Era tal la nostalgia que sentía que llegó a creer que el amor jugaba entre las sombras, produciendo siniestras caricias a su corazón para luego arrastrarla hacia el abismo, de manera tal que pudiera alimentarse con su alma. Pero ella en el fondo sabía que Annette no le haría tal cosa, que simplemente el destino se la había llevado.
-Iré enseguida. Debe usted ser capaz de esperarme, he de prometer que no será demasiado el tiempo que usted espere.- Dijo en una ocasión Katherine, resignada por lo que iría a pasar.
La señorita Gallaher se vio obligada a aceptarlo y bajó, sin cuidado alguno, las escaleras que la llevarían al comedor. Allí se encontraba Orter, alguien que ella desconocía, pero que sin embargo el compromiso les llamaba a los dos.
-Ortner Mayerhofer.- Pronunció, estirando la mano de manera educada.
-Annette Gallaher.- Dijo mientras su mano derecha era rozada por los labios de su nuevo amor.
Al escuchar su nombre, Anne no se emocionó. Su sonrisa sólo había sido provocada por la comicidad del nombre de Ortner. Siquiera quería conocer a aquél ser que ansioso estaba ante la belleza de su futura mujer.
Pasos se escucharon, su ama por fin había bajado. Miradas y más miradas, las que eran provocadas por una situación completamente incómoda.
-Ortner Mayerhofer.- Dijo, pero esta vez sólo por ser cortés.
-Ella es mi ama, Katherine. Años me ha servido y años más me servirá.- Tuvo que decir, dejando en claro que un matrimonio no la distanciaría de su sierva.
El sonido de la puerta retumbó en sus oídos, motivo por el cuál nadie pudo contestar. Un señor elegante y de mirada sagaz, entró de la mano de una mujer que cargaba belleza en su piel. Ésta, era tan adulta como el hombre, pero a pesar de sus signos de vejez, no había perdido aquella sonrisa juvenil con la que solía presumir hacía una década atrás.
-¡Qué presa ha capturado tu padre para ti, Annette querida!- Dijo Adeline, la bella mujer que parecía ser su madre, dado el parecido entre ambas.
-Tonterías dices, mujer. Este hombre no es una presa, es un caballero. Y es lo que he querido siempre para ti. Ha venido a pedirme tu mano y esto es lo que aceptarás.
- He de saberlo, padre.- Pero en su mente rondaban pensamientos agresivos hacia él.
Para Katherine todo era un eco de palabras, no era capaz de comprender ninguna cosa de lo que decían sus acompañantes. Creyó inclusive sentirse mareada, pero en vano era decirlo en voz alta. Miró a Annette y quiso rescatarla de su tristeza, pero nada podría hacer ante el impedimento por ser mujer.
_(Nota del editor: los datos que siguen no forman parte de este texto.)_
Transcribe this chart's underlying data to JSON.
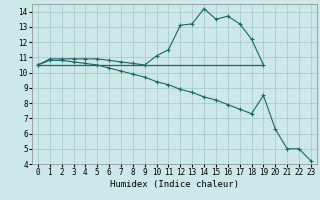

-¡Qué inservible mujer que tienes como ama! Ni un té nos ha invitado.
-Pero es simplemente la mujer que amo, y ésta se encuentra enferma. Lamento comunicar que deberán pedírselo a otro de mis empleados.- Murmuró Annette.
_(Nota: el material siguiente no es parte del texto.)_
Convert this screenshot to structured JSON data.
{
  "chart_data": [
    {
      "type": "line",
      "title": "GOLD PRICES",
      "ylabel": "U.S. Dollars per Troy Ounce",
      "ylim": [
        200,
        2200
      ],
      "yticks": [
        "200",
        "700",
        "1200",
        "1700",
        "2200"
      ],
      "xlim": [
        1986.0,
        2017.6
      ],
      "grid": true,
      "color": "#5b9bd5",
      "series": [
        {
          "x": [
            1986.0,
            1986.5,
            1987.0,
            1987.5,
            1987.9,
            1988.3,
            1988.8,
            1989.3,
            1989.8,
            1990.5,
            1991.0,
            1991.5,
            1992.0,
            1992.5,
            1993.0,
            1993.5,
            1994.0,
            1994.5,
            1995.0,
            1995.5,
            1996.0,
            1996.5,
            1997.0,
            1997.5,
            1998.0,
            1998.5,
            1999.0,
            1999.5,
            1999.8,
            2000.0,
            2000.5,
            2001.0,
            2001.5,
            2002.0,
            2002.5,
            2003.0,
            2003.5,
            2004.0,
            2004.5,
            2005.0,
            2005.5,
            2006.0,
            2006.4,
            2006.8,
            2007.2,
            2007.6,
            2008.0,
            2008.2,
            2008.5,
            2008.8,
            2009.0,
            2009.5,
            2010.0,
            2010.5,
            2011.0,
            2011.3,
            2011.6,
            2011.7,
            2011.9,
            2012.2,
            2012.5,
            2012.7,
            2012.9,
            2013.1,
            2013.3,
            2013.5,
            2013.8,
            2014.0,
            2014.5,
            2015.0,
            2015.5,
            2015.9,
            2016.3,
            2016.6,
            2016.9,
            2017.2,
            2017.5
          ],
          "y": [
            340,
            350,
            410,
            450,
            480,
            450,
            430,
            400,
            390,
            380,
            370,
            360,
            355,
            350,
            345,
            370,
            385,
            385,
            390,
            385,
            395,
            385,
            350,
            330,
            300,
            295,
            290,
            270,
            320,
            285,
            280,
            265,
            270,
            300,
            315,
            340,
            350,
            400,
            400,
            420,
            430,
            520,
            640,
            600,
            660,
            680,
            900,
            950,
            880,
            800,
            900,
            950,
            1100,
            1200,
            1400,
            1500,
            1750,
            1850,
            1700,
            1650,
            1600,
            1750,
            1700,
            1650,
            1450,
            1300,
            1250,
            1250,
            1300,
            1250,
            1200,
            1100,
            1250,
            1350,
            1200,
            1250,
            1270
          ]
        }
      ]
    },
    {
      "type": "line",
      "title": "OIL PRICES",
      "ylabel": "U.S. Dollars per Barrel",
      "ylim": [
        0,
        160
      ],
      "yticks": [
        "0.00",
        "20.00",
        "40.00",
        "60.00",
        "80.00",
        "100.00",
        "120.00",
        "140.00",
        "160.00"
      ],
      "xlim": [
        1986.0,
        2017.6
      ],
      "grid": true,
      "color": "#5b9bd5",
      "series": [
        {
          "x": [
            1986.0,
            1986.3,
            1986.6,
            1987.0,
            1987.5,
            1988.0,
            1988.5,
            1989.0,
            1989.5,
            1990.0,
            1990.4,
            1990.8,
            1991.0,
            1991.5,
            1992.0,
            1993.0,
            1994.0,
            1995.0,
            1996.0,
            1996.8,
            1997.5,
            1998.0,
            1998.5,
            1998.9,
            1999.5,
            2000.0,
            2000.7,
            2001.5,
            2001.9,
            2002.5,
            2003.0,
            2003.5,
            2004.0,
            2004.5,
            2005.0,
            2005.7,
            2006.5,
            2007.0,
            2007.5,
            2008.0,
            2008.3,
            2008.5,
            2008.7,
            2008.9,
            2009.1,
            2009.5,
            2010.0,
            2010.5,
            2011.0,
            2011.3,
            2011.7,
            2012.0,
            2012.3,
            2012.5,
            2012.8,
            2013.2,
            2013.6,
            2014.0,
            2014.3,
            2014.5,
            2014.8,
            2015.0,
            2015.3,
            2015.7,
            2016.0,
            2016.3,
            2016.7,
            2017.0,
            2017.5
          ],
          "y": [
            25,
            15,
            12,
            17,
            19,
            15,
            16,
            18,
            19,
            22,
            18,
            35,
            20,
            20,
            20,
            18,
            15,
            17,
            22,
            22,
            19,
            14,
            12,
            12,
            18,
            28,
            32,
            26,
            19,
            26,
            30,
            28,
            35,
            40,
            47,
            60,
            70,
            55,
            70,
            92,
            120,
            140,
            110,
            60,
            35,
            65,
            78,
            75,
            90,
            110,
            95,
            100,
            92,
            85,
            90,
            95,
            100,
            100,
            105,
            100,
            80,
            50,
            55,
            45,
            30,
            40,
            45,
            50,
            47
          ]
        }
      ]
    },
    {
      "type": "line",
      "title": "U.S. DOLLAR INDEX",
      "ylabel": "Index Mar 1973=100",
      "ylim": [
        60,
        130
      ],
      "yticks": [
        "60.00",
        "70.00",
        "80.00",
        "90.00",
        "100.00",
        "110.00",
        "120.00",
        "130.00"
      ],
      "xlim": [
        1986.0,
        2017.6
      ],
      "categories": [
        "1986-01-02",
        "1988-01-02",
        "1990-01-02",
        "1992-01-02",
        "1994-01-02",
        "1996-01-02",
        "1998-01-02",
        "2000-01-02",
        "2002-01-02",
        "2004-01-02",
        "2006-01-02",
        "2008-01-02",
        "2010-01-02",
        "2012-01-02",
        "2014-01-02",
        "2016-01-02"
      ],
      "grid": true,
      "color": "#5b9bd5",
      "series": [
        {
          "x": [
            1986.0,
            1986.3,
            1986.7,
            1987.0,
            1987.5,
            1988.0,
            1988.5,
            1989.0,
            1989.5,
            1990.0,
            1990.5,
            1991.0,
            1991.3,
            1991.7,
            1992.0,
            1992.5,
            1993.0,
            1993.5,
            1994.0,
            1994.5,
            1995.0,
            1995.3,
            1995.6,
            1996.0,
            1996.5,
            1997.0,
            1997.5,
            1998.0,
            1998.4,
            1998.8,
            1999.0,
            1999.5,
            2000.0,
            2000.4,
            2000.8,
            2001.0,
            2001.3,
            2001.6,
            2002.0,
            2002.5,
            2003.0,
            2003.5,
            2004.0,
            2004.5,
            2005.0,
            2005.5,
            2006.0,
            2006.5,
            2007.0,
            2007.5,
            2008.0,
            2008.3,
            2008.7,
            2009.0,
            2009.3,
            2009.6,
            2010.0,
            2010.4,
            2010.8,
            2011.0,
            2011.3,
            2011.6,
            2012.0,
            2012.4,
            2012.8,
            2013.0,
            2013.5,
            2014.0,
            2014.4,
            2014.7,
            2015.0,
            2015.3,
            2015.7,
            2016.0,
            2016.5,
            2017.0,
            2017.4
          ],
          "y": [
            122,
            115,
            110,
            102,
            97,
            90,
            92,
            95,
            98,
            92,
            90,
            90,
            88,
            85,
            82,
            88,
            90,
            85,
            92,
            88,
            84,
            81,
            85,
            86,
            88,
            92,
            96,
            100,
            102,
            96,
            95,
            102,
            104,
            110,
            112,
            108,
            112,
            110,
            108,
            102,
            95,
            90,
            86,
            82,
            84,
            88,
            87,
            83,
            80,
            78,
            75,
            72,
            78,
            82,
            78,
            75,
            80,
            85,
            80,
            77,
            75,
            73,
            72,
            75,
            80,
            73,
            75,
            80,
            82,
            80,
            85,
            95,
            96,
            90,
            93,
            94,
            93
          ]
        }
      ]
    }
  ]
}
Todos parecieron hacer caso omiso a lo que la señorita Gallaher  había pronunciado, excepto Katherine… que la miraba con ternura. Nada le hacía más agraciada que escuchar por primera vez el sonido de la voz temblorosa de su señora diciendo que le amaba.
-Te amaré, Annette. Prometo hacerlo. Por esta razón, quisiera tomar tu mano y hacerte mi esposa.
Nada le molestaba más a ambas que escuchar a ese caballero que tan poco sentía por una de ellas. Gallaher se rió nerviosa, y se cargó de valor.
-He dicho que la Señorita Katherine es la persona que amo, y no me casaré hasta que el amor cese.
El ama al recordar esto esbozó una sonrisa. Su mente divagó hasta ese recuerdo profundo, donde por última vez la amó, donde pudo sellar su amor con un beso, donde pudo creer que el destino votaría por ellas.
Pero también recordó ese último suspiro, donde las manos gigantes del señor Gallaher aplastaban el cuello de su hija, donde lágrimas caían, donde sufrimiento se veía.